Unclog Your Calendar
Start by realizing that each person has a certain capacity for getting things done based on time, energy, and the reality of life. Identify tasks on your calendar, agenda, or to-do list that you don’t really need to do and let them go. You can revisit them again on another day, or delete them altogether. If you cram every moment of your life with activity, you will wind up late for something. You will also feel stressed out, and not have time for transitions and spontaneous moments. Leave some wiggle room in that schedule! How? Here are some tips for unclogging your calendar.
Keep Just One Calendar
Keep just one calendar or planner to have a place to write all appointments. It doesn’t matter what kind it is. Just be sure it is only one. Why? Because as soon as you add more than one calendar to the mix, you create an opportunity for conflicting appointments.
Paper, Electronic or Both?
Visual people tend to do better with paper calendars, which allow them to see time and lists in a layout rather than as individual items. Tactile people like pen to paper and enjoy writing, color coordinating by category, and being creative. If this matches your style, by all means, stay with a paper system, but make it work for you, and realize its limitations.
The disadvantages to a paper calendar/planner in this day and age are many.
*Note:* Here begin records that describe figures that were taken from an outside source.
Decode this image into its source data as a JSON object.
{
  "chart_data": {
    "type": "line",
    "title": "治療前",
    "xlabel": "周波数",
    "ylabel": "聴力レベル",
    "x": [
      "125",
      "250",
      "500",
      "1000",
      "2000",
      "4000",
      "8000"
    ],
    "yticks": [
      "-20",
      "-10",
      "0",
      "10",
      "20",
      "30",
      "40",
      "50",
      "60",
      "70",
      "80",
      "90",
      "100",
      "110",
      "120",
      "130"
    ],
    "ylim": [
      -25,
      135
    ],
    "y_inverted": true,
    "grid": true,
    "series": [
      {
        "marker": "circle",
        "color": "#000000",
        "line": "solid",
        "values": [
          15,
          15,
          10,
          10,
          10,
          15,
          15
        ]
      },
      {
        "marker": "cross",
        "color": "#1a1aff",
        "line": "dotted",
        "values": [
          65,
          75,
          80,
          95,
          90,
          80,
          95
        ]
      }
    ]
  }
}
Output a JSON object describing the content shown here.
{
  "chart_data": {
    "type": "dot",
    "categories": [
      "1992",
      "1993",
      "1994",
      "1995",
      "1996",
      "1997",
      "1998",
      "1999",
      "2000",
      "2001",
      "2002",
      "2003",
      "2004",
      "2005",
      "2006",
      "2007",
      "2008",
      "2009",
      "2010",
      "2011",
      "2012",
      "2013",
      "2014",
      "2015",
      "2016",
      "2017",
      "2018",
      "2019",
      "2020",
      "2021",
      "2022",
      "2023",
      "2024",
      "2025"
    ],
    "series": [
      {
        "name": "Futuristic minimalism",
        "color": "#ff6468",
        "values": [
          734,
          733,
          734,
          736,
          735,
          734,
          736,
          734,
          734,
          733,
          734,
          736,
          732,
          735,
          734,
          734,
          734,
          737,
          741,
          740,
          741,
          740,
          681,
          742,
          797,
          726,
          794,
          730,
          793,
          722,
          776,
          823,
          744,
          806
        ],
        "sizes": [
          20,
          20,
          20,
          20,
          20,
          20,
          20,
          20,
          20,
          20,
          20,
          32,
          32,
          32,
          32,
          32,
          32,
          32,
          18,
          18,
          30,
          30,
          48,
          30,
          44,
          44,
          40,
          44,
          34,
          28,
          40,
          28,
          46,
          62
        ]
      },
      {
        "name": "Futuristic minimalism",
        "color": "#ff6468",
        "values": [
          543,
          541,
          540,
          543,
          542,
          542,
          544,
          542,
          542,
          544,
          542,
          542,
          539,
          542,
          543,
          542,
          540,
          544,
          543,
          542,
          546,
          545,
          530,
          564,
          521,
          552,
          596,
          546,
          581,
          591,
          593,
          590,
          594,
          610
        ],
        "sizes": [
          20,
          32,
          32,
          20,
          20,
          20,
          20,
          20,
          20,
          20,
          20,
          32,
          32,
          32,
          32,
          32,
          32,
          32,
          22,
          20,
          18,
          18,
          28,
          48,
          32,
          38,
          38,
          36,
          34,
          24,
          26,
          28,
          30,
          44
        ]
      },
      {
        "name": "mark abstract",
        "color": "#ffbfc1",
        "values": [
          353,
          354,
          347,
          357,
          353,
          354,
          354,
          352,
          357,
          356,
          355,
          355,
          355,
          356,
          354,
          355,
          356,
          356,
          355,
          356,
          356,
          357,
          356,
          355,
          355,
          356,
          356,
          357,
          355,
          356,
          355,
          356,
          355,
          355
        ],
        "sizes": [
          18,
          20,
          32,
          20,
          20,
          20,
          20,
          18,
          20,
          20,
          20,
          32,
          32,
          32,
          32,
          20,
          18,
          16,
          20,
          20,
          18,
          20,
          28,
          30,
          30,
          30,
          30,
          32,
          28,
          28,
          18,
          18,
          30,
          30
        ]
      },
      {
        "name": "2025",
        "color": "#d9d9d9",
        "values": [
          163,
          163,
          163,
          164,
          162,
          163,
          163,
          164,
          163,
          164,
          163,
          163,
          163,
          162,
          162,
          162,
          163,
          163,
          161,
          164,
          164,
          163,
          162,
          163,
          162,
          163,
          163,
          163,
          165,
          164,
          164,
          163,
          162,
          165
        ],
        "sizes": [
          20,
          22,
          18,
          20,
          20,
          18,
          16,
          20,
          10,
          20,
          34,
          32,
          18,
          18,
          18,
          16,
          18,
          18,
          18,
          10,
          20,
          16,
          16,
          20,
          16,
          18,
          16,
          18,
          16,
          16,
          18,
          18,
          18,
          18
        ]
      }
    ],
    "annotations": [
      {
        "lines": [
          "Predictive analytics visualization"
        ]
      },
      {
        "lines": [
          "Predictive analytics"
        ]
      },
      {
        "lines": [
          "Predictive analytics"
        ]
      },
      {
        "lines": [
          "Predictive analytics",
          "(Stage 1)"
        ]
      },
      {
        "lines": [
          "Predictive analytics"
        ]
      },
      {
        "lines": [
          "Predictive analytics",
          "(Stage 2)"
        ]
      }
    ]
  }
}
A paper calendar or planner can be lost and there is no back-up. Paper calendars also can be bulky to carry around and have a limited and finite amount of space. Electronic calendar/planner devices are small, easy to carry, allow you to set alarms and issue reminders, store an amazing amount of information in a small space, and are backed up in case of theft or loss.
If your company or family uses an electronic calendar system, it makes sense to synch with that same system. If you like the visual layout of a paper calendar, you can always print out a week or month at a time, but remember that you then have to update the electronic version every time you add in an appointment on the paper printout.
Create a Master Calendar
Regardless of what type of time management tool you are using, consider creating a master family calendar. Any appointment of your spouse’s that will impact you or the children goes on it, and vice versa. A master calendar is helpful for facilitating communication in a family or office environment. Or, synchronize electronic calendars so that family members or staff can check each other’s schedules and invite each other to appointments and meetings without having to take the time to call. Give access to all family members at home and to all individuals in the workplace that you frequently need to meet with regularly.
Love (and Learn) the One You’re With
If you use an electronic calendar system of any kind, learn how to use it! Many people have all of the gadgets with tons of bells and whistles, but don’t know how to use them and maximize their power. Read the manuals, watch the tutorials, play the instructional DVDs they come with, and harness their productivity power!